Despite these limitations, we believe that this gene list will prove to be very useful for further studies of normal and malignant hematopoiesis. One of the most striking features of this list is that many of the genes have been assigned functional roles in numerous other tissues besides bone marrow. Also of note is the identification of 165 partially characterized and novel genes, 11 of which are expressed at a very high level in CD34⁺ cells, suggesting that they have an important role in this tissue but have not been previously recognized as such. Some of the interesting novel or partially characterized genes include zinc finger protein 161 (ZFP161,Hs. 156000), a cell growth regulator protein with a ring finger domain (CGR19, Hs. 59106), zinc finger protein 198 (ZNF 198, Hs.109526), RB-associated CRAB repressor (RBAK,Hs.7222), death-associated transcription factor 1 (DATF1,Hs. 155313), and a p38-interacting protein (P38IP, Hs. 171185). The human ZFP161 protein is highly homologous (98%) to ZF5, a putative murine repressor for MYC, with a growth-inhibitory function.19 We anticipate that bothZFP161 and RBAK20 are associated factors for 2 very functionally important proteins, MYC and RB, respectively, and may play important regulatory roles in cellular functions such as proliferation, differentiation, and apoptosis; to our knowledge, these genes have not been previously evaluated in hematopoiesis or leukemia. Another interesting protein is zinc finger protein 198 (ZNF 198). This gene has not been functionally characterized, but it is reported to be involved in the t(8;13) translocation,21 resulting in a fusion protein with fibroblast growth factor receptor 1 (FGFR1). Studies of these and other novel genes are underway to ascertain their potential role in cell proliferation, differentiation, and apoptosis in the hematopoietic system.
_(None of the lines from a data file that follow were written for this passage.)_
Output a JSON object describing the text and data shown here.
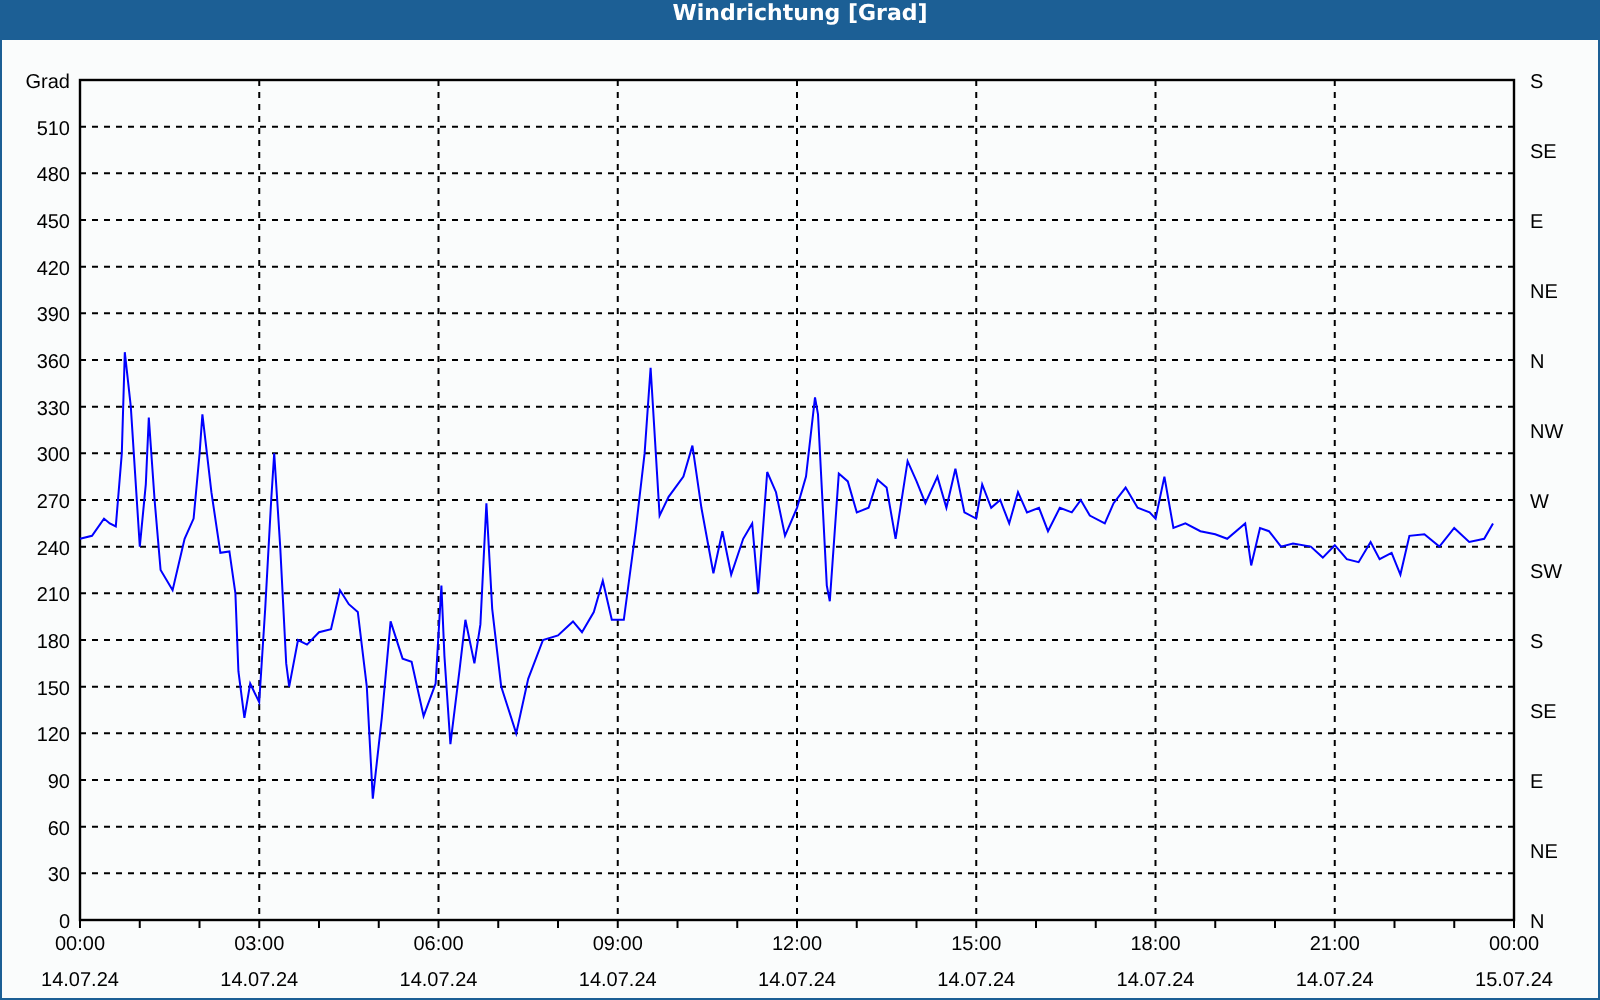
{
  "window": {
    "title": "Windrichtung [Grad]"
  },
  "chart": {
    "chart_data": {
      "type": "line",
      "ylabel": "Grad",
      "xlim": [
        0,
        24
      ],
      "ylim": [
        0,
        540
      ],
      "xticks": [
        {
          "value": 0,
          "label": "00:00"
        },
        {
          "value": 3,
          "label": "03:00"
        },
        {
          "value": 6,
          "label": "06:00"
        },
        {
          "value": 9,
          "label": "09:00"
        },
        {
          "value": 12,
          "label": "12:00"
        },
        {
          "value": 15,
          "label": "15:00"
        },
        {
          "value": 18,
          "label": "18:00"
        },
        {
          "value": 21,
          "label": "21:00"
        },
        {
          "value": 24,
          "label": "00:00"
        }
      ],
      "yticks": [
        0,
        30,
        60,
        90,
        120,
        150,
        180,
        210,
        240,
        270,
        300,
        330,
        360,
        390,
        420,
        450,
        480,
        510
      ],
      "x": [
        0.0,
        0.2,
        0.4,
        0.5,
        0.6,
        0.7,
        0.75,
        0.85,
        0.9,
        1.0,
        1.1,
        1.15,
        1.25,
        1.35,
        1.55,
        1.75,
        1.9,
        2.0,
        2.05,
        2.2,
        2.35,
        2.5,
        2.6,
        2.65,
        2.75,
        2.85,
        3.0,
        3.1,
        3.2,
        3.25,
        3.35,
        3.45,
        3.5,
        3.65,
        3.8,
        4.0,
        4.2,
        4.35,
        4.5,
        4.65,
        4.8,
        4.9,
        5.05,
        5.2,
        5.4,
        5.55,
        5.75,
        5.95,
        6.05,
        6.1,
        6.2,
        6.35,
        6.45,
        6.6,
        6.7,
        6.8,
        6.9,
        7.05,
        7.3,
        7.5,
        7.75,
        8.0,
        8.25,
        8.4,
        8.6,
        8.75,
        8.9,
        9.1,
        9.3,
        9.45,
        9.55,
        9.7,
        9.85,
        10.1,
        10.25,
        10.4,
        10.6,
        10.75,
        10.9,
        11.1,
        11.25,
        11.35,
        11.5,
        11.65,
        11.8,
        12.0,
        12.15,
        12.3,
        12.35,
        12.5,
        12.55,
        12.7,
        12.85,
        13.0,
        13.2,
        13.35,
        13.5,
        13.65,
        13.85,
        14.0,
        14.15,
        14.35,
        14.5,
        14.65,
        14.8,
        15.0,
        15.1,
        15.25,
        15.4,
        15.55,
        15.7,
        15.85,
        16.05,
        16.2,
        16.4,
        16.6,
        16.75,
        16.9,
        17.15,
        17.3,
        17.5,
        17.7,
        17.9,
        18.0,
        18.15,
        18.3,
        18.5,
        18.75,
        19.0,
        19.2,
        19.5,
        19.6,
        19.75,
        19.9,
        20.1,
        20.3,
        20.6,
        20.8,
        21.0,
        21.2,
        21.4,
        21.6,
        21.75,
        21.95,
        22.1,
        22.25,
        22.5,
        22.75,
        23.0,
        23.25,
        23.5,
        23.65
      ],
      "grid": true,
      "series": [
        {
          "color": "#0000ff",
          "values": [
            245,
            247,
            258,
            255,
            253,
            300,
            365,
            330,
            300,
            240,
            280,
            323,
            270,
            225,
            212,
            245,
            258,
            300,
            325,
            275,
            236,
            237,
            210,
            160,
            130,
            152,
            140,
            200,
            270,
            300,
            240,
            165,
            150,
            180,
            177,
            185,
            187,
            212,
            203,
            198,
            150,
            78,
            130,
            192,
            168,
            166,
            131,
            152,
            215,
            170,
            113,
            160,
            193,
            165,
            190,
            268,
            200,
            150,
            120,
            155,
            180,
            183,
            192,
            185,
            198,
            218,
            193,
            193,
            250,
            300,
            355,
            260,
            272,
            285,
            305,
            265,
            223,
            250,
            222,
            245,
            255,
            210,
            288,
            275,
            247,
            265,
            285,
            336,
            325,
            215,
            205,
            287,
            282,
            262,
            265,
            283,
            278,
            245,
            295,
            282,
            268,
            285,
            265,
            290,
            262,
            258,
            280,
            265,
            270,
            255,
            275,
            262,
            265,
            250,
            265,
            262,
            270,
            260,
            255,
            268,
            278,
            265,
            262,
            258,
            285,
            252,
            255,
            250,
            248,
            245,
            255,
            228,
            252,
            250,
            240,
            242,
            240,
            233,
            241,
            232,
            230,
            243,
            232,
            236,
            222,
            247,
            248,
            240,
            252,
            243,
            245,
            255
          ]
        }
      ]
    },
    "x_axis_dates": [
      "14.07.24",
      "14.07.24",
      "14.07.24",
      "14.07.24",
      "14.07.24",
      "14.07.24",
      "14.07.24",
      "14.07.24",
      "15.07.24"
    ],
    "right_axis": {
      "ticks": [
        "S",
        "SE",
        "E",
        "NE",
        "N",
        "NW",
        "W",
        "SW",
        "S",
        "SE",
        "E",
        "NE",
        "N"
      ]
    }
  }
}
Detailed studies will be required to verify that each of these genes is indeed expressed in hematopoietic CD34⁺ cells at the predicted level, to obtain the complete coding sequence for the partial cDNAs/ESTs in the database, and to verify the assigned chromosomal location. We predict that some of these genes may be disrupted by chromosomal translocations, thereby contributing to leukemogenesis. Overall, the database here represents a wealth of potential new information to aid in understanding the molecular aspect of normal and malignant hematopoiesis.